German investigators have determined that the crew of an ATR 72-200 freighter were distracted while turning for take-off from Cologne, and inadvertently lined up with the left-hand runway edge lights.

As the ATR accelerated along the runway it struck several of these lights, inflicting damage to the airframe in the vicinity of the nose-gear and main landing-gear as well as the propeller blades. The take-off was aborted.

The crew of the Swiftair aircraft (EC-INV) – departing for Sofia in darkness on 27 April last year – had been instructed to backtrack and line up on runway 06. This backtrack was unusual, the result of the normal taxiway being closed for construction.

With the captain controlling the nose-wheel steering, the ATR taxied along the runway to a turnpad at the end, initially following the yellow taxi guidance lines for the left-hand turn to line up.

But as the aircraft carried out this turn, a sound was heard in the cockpit, says German investigation authority BFU.

“The crew tried to identify the cause of the sound,” it states. “Initially, the crew assumed that the cockpit door had opened, but then determined that the [captain’s] bag had fallen down behind the seat.”

BFU says the pilots, the only occupants, would have momentarily turned their heads to look around the cockpit.
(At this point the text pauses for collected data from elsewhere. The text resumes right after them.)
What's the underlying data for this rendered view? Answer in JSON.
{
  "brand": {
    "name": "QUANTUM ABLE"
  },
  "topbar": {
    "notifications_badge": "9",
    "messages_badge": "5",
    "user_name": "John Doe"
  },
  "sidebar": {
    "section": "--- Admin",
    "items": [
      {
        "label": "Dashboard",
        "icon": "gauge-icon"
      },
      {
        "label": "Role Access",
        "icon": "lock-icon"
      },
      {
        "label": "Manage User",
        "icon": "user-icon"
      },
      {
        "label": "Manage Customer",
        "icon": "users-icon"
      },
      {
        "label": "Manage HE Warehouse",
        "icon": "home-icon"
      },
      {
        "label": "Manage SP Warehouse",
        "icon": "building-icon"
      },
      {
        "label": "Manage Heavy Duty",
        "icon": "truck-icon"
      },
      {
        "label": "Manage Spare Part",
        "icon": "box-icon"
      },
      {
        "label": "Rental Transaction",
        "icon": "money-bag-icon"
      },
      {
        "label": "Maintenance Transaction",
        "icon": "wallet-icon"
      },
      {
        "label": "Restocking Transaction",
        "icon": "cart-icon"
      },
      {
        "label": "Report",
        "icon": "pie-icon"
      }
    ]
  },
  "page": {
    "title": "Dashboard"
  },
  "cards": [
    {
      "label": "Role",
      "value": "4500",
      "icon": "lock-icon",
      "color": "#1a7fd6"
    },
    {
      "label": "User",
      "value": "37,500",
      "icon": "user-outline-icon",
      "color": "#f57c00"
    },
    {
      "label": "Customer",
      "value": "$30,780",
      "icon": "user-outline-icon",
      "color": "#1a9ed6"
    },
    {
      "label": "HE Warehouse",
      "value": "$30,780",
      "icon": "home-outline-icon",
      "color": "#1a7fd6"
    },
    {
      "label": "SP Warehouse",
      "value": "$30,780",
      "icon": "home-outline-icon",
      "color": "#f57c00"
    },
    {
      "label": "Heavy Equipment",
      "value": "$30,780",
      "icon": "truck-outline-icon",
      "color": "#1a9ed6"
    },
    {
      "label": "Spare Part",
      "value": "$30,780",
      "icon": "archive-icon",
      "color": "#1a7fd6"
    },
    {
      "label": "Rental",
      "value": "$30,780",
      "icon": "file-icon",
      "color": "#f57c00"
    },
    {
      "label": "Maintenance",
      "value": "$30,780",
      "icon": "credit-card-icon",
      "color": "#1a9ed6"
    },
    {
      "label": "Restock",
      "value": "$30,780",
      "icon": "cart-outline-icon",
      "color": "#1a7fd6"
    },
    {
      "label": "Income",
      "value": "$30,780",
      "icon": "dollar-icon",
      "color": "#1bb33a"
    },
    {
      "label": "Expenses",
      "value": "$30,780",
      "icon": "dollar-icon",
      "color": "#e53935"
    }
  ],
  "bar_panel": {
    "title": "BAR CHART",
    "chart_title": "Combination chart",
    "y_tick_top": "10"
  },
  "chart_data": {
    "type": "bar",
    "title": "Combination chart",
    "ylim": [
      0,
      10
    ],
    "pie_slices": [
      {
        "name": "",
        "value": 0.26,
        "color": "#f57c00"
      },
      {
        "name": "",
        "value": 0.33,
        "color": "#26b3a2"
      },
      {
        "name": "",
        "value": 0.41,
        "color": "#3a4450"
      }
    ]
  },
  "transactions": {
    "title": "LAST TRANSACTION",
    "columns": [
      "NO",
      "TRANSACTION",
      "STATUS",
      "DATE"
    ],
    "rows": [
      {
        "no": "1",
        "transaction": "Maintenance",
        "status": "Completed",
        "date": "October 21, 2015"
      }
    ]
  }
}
“This must have caused misperception and misinterpretation of the actual position of the aircraft and mistaking of the intermittent runway edge line on the turnpad with the centreline,” it says.

ATR incident runway lights-c-BFU

Source: BFU

View from the turnpad along the left-hand runway 06 edge lighting

The pilot aligned the aircraft “consciously and precisely” with the white edge lights, says BFU, and the crew’s mental model of the ATR’s situation was not noticed or questioned.

After the ATR began to roll for take-off the crew noticed “several blows” to the aircraft and saw objects “flying off” but could not identify them, the inquiry states.

The crew brought the aircraft to a halt and subsequent inspection of the runway revealed nine edge lights had been damaged or destroyed along with a taxiway lamp.

Although visibility was good at the time, the inquiry believes that this might have “tempted” the pilots to pay less attention to following the turnpad’s taxi guidance and not question the aircraft’s position.

Swiftair’s operating manual contained several references to the importance of minimising distraction and knowing the location of the aircraft during taxi and take-off.

BFU acknowledges that, from the cockpit, differentiating between the edge and centreline lighting on the runway is “difficult”. It also notes that, owing to taxiway markings from the runway to the turnpad, the white runway-edge marking line shows “similarities” with the centreline marking.